Hi everyone -
The formatting on this week’s Stoic Running got seriously messed up by Substack, so I’m resending. Apologies for the two emails this week, and I hope you enjoy.
— the Stoic Runner
“They were hungry for breakfast which they ate at the cafe, ordering brioche and cafe au lait and eggs, and the type of preserve that they chose and the manner in which the eggs were to be cooked was an excitement.” — The Garden of Eden, Hemingway, 195-
Ever since I read that sentence in Hemingway’s Garden of Eden, I knew what he meant. That frisson of love, when the whole world is your world—the world of your lover and you—and the smallest decisions are delights and intrigues.
This week, I walked across a sandy lot under the same tall elms that have shaded me for 30 years and felt the same thing. How important the decisions are that precede each run. How they are all new. How they all matter, somehow, in the overall effect of this day.
The first most important decision is how tight to draw your shoelaces.
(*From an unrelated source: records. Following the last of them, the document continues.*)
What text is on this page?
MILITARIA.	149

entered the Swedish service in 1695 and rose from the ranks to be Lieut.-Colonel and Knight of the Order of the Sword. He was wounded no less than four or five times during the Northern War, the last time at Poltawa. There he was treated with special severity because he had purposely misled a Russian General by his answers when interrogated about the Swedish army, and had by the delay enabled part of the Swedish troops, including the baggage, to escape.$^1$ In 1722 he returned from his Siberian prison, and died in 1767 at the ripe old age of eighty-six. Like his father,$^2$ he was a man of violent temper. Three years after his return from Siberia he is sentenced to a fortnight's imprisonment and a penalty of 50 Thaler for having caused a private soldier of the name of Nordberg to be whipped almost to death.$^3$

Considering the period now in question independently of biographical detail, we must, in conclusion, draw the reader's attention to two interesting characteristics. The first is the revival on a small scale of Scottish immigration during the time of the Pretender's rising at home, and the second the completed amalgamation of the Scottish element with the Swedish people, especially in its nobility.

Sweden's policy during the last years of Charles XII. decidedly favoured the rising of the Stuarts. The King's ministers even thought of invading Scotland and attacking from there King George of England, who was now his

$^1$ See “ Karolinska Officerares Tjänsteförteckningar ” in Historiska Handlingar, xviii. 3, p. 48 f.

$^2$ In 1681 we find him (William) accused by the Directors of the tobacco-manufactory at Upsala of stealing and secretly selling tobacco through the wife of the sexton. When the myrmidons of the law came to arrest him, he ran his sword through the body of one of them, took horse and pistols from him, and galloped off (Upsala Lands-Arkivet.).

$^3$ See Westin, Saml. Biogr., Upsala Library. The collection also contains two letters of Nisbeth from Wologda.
The second most important decision is the route across the grass. The third is where to step on the sandy dirt road. The fourth one is which way to turn.
After that, there are no decisions except the most important one. To keep going.
And the gamble I am making is whether or not I will make the decisions that make me happy. As Raymond Carver said, he, we, and all of us have “Fear this day will end on an unhappy note.” and we strive to avoid that. If only you tie your shoelaces right; if only you choose the right track through the grass and on the road. If you choose the right direction. If only you manage to keep going, then today will turn out all right.
The issue is whether you’re able to make each decision true to you—true to what you really want—or if you waver or think “So-and-so said that’s best, so I’ll try that today.” or “What’s-her-name starts at this pace, so I’ll do that”. If you waver, the run will not be your run and it will not turn out. You might make it through, but it will not belong to you.
There’s a prison sentence to living this way, in which each day turns on whether or not the run is truly yours. When you get home, you take bad runs out on yourself and your evening hours. You are disconsolate for something that no one could have prevented except yourself, which makes it worse. On the other hand, there’s an electricity to it, where every decision is big and meaningful. And when you get it right, there’s magic to it.
The trick is to see not each run but each run in aggregate. Without that perspective, we become lost in the significance of choices; we give into the rituals that deprecate into mere superstition.
On the other hand, the trick is to see every run as significant. Without that perspective, we become complacent and slipshod; we give into the pleasure of letting each day slip into the next.
So obviously, the trick is to grasp and balance the tension between them. That is love, and that is hope, and that is knowing that perfection is right outside our grasp, and will remain so.